@DJMcMayhem I browse /tg/ (traditional games) and /ck/ (food) occasionally and aside from the typical reddit/4chan name-calling shit they're not that bad. This was far worse than what I was expecting though
This would get me called an idiot on both 4chan and reddit but I actually don't see a whole lot of difference between the culture of the two. Reddit is just more tame usually because the off topic stuff is spread out across a lot of related subreddits while 4chan only has one board for a thing
I think that the random string is generated in several "chunks". That is, the output of the mersenne twister algo each time it is run includes a chunk of characters (output) and a "generator" that acts for the seed of the next chunk
Zwei: Generally, a pseudorandom number generator just generates output that "appears random". PRNG's do tend to generate numbers based on a stored state, and some function. Not sure what you mean by "secretly pure"...
But let's say I have a PRNG. I could use that to encrypt a message--simply generate numbers using the PRNG, and xor it to a message. This may or may not be a hard to crack encryption scheme, depending on the PRNG. Roughly if it is, this is a "cryptographically secure PRNG" or CSPRNG. If not, it's not.
anyways, I think the idea is to go from last character to first character
find a seed that generates the last character you want, then find a seed that generates that seed/character combination, and repeat until you get to the front of the string
I'm going to say that as long as it is of reasonable size, not too low because of an inappropriate challenge, or too large because they weren't even trying, and not obviously the result of a bitfuck to Turtlèd translator someone made, I will award 50 rep
I recently revisited the following classic challenge: Showcase your language one vote at a time. The gist of the challenge is as follows:
An answer is a set of program snippets, each with a unique length.
The maximum length and maximum number of snippets are given by the answer's current vote ...
@ConorO'Brien ok the dynamic STL items stuff is on leading branch so you can get the new changes using git fetch origin && git rebase origin/develop -X theirs
then you'll be able to use them the way I described earlier
reticular + Turtlèd
"trick"oll"eat";
Try reticular online! Try Turtlèd online!
reticular explanation:
"trick"oll"eat";
"trick" push the string "trick" to the stack
o output it
l push length of stack (0)
l push length of stack (1)
...
@LuisMendo I was looking over the "Functions arising by coin flipping" paper, and realized that, in the case of finite events, matrices are really useful in describing the relationship between the coefficients of the target polynomial and the coefficients of the coin-flipping polynomial.
@miles have you seen that googol challenge? I've been thinking about doing it in J, but I don't know if there's a way to avoid using an explicit verb to use for.. Thoughts?
here is how it works. You have string var, #Foo#, and string pointer. if the pointer points to the very last char of string var, the char var, initially *, set with @ Will be written to the current cell. Otherwise, a space will be writetn
I am not very good at golfing by myself, but once in a while, I dome across something small that I notice that could help. These are typically tricks I have found while looking at tips. Some users would not think of these, as some are very strange. I would like to comment, but I do not have 50 re...

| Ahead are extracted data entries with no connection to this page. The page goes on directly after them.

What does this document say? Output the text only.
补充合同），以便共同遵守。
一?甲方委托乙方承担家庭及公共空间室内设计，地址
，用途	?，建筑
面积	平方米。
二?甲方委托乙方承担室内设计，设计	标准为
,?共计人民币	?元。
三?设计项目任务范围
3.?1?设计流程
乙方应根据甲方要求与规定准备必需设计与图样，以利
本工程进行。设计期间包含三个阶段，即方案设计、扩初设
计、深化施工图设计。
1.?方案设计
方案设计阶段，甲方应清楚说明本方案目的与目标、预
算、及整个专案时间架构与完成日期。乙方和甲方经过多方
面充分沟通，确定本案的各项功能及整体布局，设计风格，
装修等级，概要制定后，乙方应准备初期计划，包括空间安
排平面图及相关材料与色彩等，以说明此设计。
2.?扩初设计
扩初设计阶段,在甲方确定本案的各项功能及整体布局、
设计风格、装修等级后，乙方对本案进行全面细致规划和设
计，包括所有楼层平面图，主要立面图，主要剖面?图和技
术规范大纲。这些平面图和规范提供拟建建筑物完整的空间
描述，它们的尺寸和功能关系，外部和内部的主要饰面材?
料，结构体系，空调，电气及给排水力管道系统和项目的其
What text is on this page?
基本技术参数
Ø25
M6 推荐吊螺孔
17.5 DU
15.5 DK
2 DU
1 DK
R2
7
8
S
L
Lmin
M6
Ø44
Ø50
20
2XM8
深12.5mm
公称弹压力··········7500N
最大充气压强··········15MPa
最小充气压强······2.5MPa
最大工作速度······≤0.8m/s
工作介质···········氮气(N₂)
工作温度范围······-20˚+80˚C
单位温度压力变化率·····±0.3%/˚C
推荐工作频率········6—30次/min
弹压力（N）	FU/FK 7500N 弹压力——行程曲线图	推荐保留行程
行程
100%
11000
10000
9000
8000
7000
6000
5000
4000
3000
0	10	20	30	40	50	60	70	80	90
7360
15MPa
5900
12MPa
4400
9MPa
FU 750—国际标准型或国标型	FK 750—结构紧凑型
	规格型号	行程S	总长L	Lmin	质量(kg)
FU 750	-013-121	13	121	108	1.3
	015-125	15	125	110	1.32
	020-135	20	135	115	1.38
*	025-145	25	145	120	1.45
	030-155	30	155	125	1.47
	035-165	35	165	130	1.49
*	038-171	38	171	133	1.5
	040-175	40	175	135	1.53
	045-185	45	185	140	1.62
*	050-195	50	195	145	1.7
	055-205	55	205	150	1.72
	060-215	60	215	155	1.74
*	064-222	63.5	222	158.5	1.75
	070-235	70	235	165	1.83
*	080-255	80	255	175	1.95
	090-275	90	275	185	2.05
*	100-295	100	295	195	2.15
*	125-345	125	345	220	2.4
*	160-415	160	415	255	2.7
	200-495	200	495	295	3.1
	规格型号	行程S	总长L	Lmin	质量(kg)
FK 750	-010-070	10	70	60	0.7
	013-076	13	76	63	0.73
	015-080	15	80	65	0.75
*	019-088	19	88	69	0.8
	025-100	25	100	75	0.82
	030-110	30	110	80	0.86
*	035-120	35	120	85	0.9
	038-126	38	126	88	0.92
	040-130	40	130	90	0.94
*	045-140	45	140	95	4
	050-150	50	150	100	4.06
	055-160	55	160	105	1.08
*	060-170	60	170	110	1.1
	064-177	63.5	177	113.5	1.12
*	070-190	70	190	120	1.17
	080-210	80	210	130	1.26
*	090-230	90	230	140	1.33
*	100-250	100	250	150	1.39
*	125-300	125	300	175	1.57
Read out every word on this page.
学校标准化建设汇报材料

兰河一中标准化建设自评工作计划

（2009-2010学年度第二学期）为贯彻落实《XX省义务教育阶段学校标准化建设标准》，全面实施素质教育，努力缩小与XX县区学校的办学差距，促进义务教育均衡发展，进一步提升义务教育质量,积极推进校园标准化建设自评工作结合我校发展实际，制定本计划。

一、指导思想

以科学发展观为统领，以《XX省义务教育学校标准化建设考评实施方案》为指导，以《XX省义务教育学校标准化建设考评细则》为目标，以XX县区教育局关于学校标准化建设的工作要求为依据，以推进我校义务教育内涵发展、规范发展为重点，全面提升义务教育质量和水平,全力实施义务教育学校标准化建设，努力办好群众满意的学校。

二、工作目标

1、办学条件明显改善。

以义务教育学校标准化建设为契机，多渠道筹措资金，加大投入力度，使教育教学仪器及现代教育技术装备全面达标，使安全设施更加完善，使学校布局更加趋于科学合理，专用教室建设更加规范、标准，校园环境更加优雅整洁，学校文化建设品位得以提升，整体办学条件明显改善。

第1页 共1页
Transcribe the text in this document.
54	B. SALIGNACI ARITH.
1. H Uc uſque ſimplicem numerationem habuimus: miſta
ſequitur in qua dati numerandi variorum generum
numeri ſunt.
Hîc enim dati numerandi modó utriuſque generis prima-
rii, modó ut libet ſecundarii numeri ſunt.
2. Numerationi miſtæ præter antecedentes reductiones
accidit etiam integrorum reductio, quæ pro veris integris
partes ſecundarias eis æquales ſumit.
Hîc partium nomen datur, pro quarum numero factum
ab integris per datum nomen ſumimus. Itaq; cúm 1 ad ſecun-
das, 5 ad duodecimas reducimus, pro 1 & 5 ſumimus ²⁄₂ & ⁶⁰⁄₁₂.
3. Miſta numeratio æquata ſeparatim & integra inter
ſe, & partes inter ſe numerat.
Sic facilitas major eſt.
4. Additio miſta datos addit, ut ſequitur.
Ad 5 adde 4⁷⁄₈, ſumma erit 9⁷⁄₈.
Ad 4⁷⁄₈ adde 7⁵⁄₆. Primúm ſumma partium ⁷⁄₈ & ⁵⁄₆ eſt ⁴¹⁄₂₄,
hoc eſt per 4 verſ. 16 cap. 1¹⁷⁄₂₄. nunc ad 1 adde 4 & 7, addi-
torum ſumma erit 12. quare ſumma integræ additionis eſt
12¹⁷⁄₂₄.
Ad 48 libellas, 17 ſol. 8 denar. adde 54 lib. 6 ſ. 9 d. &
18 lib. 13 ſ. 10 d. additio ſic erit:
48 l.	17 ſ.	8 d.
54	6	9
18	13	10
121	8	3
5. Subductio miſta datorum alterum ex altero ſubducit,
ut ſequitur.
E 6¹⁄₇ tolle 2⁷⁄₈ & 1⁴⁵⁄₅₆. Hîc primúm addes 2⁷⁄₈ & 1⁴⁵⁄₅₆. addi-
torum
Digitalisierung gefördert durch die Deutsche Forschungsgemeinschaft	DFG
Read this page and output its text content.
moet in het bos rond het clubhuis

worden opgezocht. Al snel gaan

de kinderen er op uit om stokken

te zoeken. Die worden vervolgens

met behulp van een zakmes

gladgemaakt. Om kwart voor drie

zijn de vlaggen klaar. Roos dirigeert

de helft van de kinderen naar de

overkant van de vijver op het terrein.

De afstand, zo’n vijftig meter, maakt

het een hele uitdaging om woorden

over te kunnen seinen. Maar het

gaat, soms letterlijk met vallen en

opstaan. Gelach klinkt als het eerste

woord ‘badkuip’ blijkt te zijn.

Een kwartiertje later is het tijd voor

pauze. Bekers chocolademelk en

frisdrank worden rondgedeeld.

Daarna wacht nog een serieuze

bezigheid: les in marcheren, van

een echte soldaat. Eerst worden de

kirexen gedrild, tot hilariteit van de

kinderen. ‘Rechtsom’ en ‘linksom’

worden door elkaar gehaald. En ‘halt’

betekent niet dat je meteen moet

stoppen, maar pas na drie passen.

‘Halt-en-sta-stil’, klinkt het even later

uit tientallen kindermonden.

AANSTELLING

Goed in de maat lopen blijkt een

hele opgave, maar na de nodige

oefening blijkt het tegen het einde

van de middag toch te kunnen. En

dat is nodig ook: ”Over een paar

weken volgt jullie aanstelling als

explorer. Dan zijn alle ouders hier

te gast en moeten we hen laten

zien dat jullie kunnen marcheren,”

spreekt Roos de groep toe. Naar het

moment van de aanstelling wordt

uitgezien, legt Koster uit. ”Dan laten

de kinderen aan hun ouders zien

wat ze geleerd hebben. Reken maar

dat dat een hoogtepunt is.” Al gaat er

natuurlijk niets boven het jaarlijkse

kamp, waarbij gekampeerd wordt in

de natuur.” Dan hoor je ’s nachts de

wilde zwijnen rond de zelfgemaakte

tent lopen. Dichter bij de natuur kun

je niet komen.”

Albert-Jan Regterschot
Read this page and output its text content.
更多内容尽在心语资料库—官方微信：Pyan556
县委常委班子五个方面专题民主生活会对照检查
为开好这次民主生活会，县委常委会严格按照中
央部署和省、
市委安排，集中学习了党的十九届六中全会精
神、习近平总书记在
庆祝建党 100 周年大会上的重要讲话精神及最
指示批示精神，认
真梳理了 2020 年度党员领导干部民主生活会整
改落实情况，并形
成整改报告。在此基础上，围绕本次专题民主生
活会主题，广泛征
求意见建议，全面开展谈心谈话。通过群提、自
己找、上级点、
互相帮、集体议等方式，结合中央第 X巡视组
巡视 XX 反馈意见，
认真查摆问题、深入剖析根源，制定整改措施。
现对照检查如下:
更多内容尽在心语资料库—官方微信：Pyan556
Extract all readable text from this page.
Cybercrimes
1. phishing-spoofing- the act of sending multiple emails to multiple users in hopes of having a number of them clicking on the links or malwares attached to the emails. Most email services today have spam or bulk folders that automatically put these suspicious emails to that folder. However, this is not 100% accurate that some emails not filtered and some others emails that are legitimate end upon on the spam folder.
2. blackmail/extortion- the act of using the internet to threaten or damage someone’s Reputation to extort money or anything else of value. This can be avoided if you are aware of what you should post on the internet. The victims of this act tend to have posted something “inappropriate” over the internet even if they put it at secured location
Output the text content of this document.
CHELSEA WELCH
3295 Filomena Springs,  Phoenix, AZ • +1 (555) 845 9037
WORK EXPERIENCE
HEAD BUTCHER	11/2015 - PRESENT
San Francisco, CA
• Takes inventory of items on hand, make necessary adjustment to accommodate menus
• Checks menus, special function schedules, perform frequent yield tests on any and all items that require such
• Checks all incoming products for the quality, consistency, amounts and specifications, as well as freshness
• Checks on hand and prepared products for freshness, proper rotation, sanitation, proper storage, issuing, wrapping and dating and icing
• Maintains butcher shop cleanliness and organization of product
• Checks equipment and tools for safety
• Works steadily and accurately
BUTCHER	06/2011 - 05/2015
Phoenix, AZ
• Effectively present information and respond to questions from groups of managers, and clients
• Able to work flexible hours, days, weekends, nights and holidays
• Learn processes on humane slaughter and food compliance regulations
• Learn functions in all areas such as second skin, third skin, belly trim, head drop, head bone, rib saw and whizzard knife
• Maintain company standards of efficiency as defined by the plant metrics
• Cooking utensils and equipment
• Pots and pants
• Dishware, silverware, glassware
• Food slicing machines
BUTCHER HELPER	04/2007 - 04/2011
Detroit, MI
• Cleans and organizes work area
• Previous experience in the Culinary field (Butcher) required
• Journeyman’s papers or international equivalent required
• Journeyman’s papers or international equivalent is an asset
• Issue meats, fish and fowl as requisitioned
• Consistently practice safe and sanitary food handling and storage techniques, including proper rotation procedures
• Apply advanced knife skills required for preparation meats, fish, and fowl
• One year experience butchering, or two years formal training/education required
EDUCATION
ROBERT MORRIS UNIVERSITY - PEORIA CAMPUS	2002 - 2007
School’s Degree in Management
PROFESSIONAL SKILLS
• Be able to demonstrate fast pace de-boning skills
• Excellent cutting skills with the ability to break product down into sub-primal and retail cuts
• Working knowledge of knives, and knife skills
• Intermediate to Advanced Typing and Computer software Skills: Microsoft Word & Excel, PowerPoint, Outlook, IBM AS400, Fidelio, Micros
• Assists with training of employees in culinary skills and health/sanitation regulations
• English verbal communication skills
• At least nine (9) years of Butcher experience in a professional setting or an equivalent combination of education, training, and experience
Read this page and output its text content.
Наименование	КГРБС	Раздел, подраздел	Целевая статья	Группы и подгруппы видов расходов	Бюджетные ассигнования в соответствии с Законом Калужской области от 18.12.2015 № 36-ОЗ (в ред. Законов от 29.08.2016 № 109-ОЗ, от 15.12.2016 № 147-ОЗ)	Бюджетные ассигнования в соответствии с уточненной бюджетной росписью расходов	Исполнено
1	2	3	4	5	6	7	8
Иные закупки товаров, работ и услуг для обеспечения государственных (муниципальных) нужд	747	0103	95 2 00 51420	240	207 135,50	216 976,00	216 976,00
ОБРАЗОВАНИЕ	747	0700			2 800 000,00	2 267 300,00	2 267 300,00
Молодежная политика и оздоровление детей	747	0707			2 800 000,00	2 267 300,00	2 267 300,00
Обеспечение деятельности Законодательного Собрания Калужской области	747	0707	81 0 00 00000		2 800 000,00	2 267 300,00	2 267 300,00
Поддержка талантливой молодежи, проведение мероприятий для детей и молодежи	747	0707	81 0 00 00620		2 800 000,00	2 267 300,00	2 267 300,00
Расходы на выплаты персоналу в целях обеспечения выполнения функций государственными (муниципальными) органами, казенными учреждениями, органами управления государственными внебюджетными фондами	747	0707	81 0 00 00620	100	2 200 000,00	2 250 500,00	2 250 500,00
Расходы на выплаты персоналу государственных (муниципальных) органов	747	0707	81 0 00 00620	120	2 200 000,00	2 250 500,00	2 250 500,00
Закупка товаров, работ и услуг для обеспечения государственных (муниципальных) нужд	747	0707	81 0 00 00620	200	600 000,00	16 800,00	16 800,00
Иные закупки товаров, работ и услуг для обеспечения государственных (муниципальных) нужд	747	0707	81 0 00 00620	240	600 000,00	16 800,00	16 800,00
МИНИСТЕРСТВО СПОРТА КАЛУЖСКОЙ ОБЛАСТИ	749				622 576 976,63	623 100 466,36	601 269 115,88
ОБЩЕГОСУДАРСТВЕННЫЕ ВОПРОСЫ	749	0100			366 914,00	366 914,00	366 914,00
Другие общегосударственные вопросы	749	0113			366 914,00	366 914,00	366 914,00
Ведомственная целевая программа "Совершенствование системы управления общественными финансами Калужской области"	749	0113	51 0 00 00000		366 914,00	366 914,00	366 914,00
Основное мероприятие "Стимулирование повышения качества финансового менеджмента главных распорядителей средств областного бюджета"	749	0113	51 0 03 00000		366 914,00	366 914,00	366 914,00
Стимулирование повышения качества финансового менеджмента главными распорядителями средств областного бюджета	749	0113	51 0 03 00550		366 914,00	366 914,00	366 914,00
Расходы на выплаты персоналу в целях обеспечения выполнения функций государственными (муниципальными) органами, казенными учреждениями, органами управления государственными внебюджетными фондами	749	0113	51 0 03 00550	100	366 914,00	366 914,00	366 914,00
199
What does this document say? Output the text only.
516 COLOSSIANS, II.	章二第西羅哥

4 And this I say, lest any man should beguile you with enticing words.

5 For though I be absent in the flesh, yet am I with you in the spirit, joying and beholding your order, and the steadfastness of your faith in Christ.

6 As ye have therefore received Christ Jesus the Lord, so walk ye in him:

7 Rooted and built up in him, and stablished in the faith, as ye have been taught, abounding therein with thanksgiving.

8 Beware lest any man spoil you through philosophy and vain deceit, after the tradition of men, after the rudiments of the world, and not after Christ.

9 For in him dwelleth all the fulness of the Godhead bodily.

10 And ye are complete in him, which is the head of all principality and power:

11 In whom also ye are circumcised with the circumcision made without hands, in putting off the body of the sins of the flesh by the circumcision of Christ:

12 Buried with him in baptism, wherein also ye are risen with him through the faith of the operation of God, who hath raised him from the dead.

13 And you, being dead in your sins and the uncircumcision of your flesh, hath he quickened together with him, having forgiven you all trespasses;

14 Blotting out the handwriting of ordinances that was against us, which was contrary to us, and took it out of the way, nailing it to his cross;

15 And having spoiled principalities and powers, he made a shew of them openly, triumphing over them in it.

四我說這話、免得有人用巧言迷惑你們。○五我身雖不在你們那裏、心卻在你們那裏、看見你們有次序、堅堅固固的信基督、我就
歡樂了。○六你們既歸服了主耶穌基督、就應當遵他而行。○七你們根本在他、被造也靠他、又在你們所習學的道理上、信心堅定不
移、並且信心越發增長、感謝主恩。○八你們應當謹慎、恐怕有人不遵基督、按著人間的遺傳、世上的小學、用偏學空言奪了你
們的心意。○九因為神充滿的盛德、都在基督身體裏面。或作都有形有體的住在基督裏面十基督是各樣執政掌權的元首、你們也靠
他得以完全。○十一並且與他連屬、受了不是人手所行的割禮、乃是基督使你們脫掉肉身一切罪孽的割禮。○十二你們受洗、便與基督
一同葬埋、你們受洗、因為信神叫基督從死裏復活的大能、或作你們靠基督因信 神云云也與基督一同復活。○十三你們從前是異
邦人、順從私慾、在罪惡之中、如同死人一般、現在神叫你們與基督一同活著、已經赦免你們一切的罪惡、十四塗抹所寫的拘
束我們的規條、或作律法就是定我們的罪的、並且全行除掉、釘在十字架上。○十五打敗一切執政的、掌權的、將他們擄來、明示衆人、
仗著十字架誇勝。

@LuisMendo For example, let's say that you wanted to create the function x - x^2 + x^4, then the relevant coin-flipping polynomial is 0*x^0*(1-x)^4 + 1*x^1*(1-x)^3 + 2*x^2*(1-x)^2 + 1*x^3*(1-x)^1 + 1*x^4*(1-x)^0. This is given by the following matrix multiplication:
@PhiNotPi Does that work in general? Take example 4.4 in the paper, i.e. target polynomial 1−8x+20x^2−13x^3. That one requires a coin-flipping polynomial of degree 46
But this can't work for all polynomials? Some polynomials don't have a coin-flipping polynomial (i.e. are not realizable as the probability of a finite coin-flipping event)
And, in many cases it is clear that it will never become valid (because there's enough negative numbers that they never die out). But in other cases (I believe in exactly the cases in which a solution exists), eventually a valid state will be reached.
@PhiNotPi That's interesting, in connection with the open problem (well, I think it's still open) mentioned on page 21, right before the ackonolwegments
Here's the steps of my "algorithm:" (1) take the polynomial 1-8x+20x^2-13x^3 and represent it as [1 -8 20 -13]. (2) multiply it by the corresponding 4x4 pascal-triangle-matrix. (3) Take the result [1 -5 7 0] and apply pascalization until it is valid (which may never happen).